Utrech dengan nama asli Ernst Utrech (1922 – 1987) berkebangsaan Indonesia dan Belanda, ahli hukum kelahiran Indonesia di Surabaya sekitar tahun 1922, dikenal juga sebagai politikus Indo-Belanda. Latarbelakang pendidikan hukumnya didapat di Universitas Leiden, Belanda. Beliau juga mengajari di beberapa universitas terkemuka di Indonesia sekembalinya dari Belanda. Pernah menjadi anggota Konstituante RI mewakili golongan Indo-Belanda dan bergabung di Partai Nasional Indonesia (PNI) yang didirikan oleh Ir. Soekarno, Presidan Indonesia pertama (wikipedia.org).
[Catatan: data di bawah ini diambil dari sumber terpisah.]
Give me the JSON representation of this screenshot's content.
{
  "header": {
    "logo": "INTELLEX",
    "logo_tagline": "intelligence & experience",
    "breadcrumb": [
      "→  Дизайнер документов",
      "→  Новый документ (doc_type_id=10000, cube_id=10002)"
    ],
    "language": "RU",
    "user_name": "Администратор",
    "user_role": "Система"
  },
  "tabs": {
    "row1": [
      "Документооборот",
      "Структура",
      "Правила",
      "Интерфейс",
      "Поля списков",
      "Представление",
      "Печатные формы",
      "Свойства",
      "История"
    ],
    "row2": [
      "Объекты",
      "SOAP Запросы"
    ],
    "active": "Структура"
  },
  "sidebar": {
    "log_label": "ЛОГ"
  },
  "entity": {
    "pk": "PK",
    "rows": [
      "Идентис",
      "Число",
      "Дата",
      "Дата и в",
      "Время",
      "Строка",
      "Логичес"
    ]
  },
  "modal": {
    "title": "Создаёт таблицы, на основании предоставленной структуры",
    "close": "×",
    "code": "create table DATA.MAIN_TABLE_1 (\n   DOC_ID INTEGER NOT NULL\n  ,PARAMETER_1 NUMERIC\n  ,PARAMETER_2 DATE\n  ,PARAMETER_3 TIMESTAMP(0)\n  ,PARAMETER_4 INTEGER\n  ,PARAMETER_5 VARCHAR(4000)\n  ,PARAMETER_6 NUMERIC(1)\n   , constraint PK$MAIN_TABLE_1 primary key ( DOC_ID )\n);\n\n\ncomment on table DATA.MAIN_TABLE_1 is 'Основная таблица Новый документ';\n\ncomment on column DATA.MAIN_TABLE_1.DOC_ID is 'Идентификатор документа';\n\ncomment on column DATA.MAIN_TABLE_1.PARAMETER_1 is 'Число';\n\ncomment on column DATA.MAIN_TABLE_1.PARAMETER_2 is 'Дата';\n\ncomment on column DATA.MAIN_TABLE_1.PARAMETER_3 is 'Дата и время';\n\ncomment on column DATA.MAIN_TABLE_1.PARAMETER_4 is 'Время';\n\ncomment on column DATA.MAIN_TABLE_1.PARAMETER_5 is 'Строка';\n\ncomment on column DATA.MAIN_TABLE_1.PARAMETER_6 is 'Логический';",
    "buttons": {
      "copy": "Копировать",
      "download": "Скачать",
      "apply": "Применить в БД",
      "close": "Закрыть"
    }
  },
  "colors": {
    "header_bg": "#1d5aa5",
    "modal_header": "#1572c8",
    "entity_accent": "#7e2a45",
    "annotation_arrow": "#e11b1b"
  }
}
Beliau berpendapat bahwa hukum merupakan “himpunan peraturan-peraturan (perintah-perintah dan larangan-larangan) yang mengurus tata tertib suatu masyarakat dan karena itu harus ditaati oleh masyarakat itu” (Paisol Burlian, Sistem Hukum Di Indonesia, 2015).

Leon Duguit menyatakan, "Hukum ialah aturan tingkah laku para anggota masyarakat, aturan yang daya penggunaannya pada saat tertentu diindahkan oleh suatu masyarakat sebagai jaminan dari kepentingan bersama dan jika dilanggar menimbulkan reaksi bersama terhadap orang yang melakukan pelanggaran itu".

Immanuel Kant, (1742-1804), menyampaikan pendapatnya "Hukum ialah keseluruhan syarat-syarat yang dengan ini kehendak bebas dari orang yang satu dapat menyesuaikan diri dengan kehendak bebas dari orang yang lain, menuruti peraturan hukum tentang kemerdekaan" (Paisol Burlian, Sistem Hukum Di Indonesia, 2015). Pendapatnya bersifat folosofis karena latarbelakangnya sebagai filosof terkenal pada akhir abad ke-18.

Definisi hukum yang dikemukan oleh para sarjana hukum terdapat perbedaan dan kesamaan yang kebanyakan dipengaruhi oleh latarbelakang pendidikan, profesi dan kondisi sosial politik pada masanya, hal itu tidak bisa dipungkiri.

Secara universal defenisi hukum di atas memuat anasir-anasir kekuasaan dan anasir-anasir rekayasa sosial dimana hukum memiliki posisi urgen dan pundamental. Tangan kekuasaan memanfaatkan hukum yang secara potensial dan strategis untuk mengatur atau lebih dalam untuk menundukan masyarakat yang memiliki kekuatan tersendiri sebagai suatu kelompok besar, karena hukum memiliki sanksi yang kongkrit, dimana manusia sangat takut kepada sanksi, sehingga memilih untuk patuh atau tidak melanggar hukum. Hukum menjadi sarana yang paling strategis untuk menyampaikan kepentingan (interest) penguasa (red).